Qualche stima sulle potenziali somme in gioco

Recentemente il Ministero del Tesoro ha colmato il vuoto di informazioni circa il valore del patrimonio pubblico, sia mobiliare che immobiliare5.

In particolare, si possono individuare tre macro aggregati che potrebbero essere oggetto di dismissione.

In primo luogo, il patrimonio immobiliare della Pubblica Amministrazione (PA). Dalle stime del Ministero emerge che questo patrimonio ammonta nel complesso a quasi 370 miliardi di euro, di cui però solo 42 è il valore degli immobili dismettibili, escludendo di mettere in vendita anche le abitazioni pubbliche che da sole valgono 150 miliardi.

La seconda voce di patrimonio privatizzabile è quella relativa alle partecipazioni della PA, il cui valore di mercato è stimato pari a 132 miliardi. Ipotizzando che preservare dalla privatizzazione le grandi reti di distribuzione – ritenute da molti analisti strategiche e che per tale motivo dovrebbero rimanere pubbliche6 – si possa realizzare anche solo il 50% di tale ammontare, da questa posta si potrebbero ottenere circa 65 miliardi.

Infine, il valore di mercato dei crediti pubblici e le anticipazioni attive della PA, che potrebbero essere cartolarizzati ed immessi sul mercato, sono pari a poco più di 100 miliardi.

In definitiva, il valore di mercato del patrimonio pubblico suscettibile di dismissione è stimabile quindi intorno ai 200 miliardi di euro, un valore ragguardevole (circa 13 punti di Pil) che potrebbe essere ancor più alto in termini di valore nominale (anche un punto di Pil in più) data la corrente svalutazione osservata sui titoli di Stato.

Per il meccanismo di funzionamento di queste specifiche aste pubbliche, inoltre, l’entità dei titoli di Stato movimentati sarebbe ben più elevato. Infatti, ipotizzando lotti minimi d’asta pari in media a 1 miliardo di euro, l’ammontare coinvolto andrebbe moltiplicato per il numero di enti partecipanti all’asta. Con in media 3 enti partecipanti per asta, ad esempio, l’entità di titoli di Stato messi in circolazione sarebbe estremamente rilevante (200 aste in cui ogni controparte deposita un miliardo di euro di titoli di Stato determinerebbe una movimentazione complessiva di 600 miliardi, pari a oltre il 30% dello stock del debito).

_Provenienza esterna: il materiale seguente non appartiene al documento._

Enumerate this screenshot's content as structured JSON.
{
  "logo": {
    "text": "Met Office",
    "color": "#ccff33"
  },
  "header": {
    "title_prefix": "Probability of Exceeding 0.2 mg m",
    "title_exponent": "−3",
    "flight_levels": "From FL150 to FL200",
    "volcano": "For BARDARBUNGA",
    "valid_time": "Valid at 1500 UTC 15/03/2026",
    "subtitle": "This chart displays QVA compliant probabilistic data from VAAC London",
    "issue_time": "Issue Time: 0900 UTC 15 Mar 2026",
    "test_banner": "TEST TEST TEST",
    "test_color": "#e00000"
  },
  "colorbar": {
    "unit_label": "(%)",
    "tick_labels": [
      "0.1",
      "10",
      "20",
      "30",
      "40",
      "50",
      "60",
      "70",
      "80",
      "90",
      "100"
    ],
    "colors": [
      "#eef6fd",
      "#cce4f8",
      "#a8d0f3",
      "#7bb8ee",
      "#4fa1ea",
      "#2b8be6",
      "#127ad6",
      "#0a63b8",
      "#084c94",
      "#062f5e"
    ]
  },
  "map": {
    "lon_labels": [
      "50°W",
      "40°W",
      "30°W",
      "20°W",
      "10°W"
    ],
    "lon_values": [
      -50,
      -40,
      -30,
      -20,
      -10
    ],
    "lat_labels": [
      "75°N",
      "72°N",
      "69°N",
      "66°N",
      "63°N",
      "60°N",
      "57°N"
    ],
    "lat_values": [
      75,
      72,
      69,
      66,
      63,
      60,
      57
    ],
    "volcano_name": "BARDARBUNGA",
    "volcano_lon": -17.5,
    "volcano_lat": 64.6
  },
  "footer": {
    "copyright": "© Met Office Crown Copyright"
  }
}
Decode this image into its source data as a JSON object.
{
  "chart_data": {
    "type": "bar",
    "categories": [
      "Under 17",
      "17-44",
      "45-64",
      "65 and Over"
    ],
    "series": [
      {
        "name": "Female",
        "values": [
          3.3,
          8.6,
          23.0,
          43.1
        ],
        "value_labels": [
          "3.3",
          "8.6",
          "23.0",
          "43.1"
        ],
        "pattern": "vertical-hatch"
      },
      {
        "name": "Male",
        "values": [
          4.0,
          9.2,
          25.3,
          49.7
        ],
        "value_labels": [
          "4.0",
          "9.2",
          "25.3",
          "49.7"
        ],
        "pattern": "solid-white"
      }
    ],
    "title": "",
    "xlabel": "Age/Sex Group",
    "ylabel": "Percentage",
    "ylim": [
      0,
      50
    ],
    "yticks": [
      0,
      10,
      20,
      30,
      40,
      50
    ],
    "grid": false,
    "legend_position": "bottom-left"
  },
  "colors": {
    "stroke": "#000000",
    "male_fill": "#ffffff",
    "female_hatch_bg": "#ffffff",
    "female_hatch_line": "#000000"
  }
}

Anche nel caso in cui si procedesse ad una dismissione del patrimonio pubblico nell’arco di alcuni anni, le masse coinvolte sarebbero così rilevanti da determinare una rilevante crescita di domanda di titoli italiani e, conseguentemente, una più rapida normalizzazione dello spread Btp-Bund.

 

* Le opinioni espresse appartengono esclusivamente all’autore e non sono quindi attribuibili all’Istituto di appartenenza.

1. Si vedano ad esempio Perrotti e Zingales su IlSole-24Ore del 9 luglio 2011.

2. Si veda Manasse su lavoce.info del 1 giugno 2011.

3. Bisogna tra l’altro ricordare che le evidenze empiriche mostrano che le società privatizzate riescono, nella maggioranza dei casi, ad aumentare l’efficienza, i profitti, gli investimenti e la loro solidità finanziaria (si veda William L. Megginson W.L. e Netter J.M., 2001, From State To Market: A Survey Of Empirical Studies On Privatization, Journal of Economic Literature 39:2).

4. Tale deposito verrebbe ovviamente restituito nel caso in cui la controparte non si aggiudicasse l’asta.

5. Si veda nello specifico Edoardo Reviglio su http://www.tesoro.it/primo-piano/primo-piano.asp?ppid=27991

6. Si vedano Barucci e Messori su nelmerito.com del 29 luglio 2011.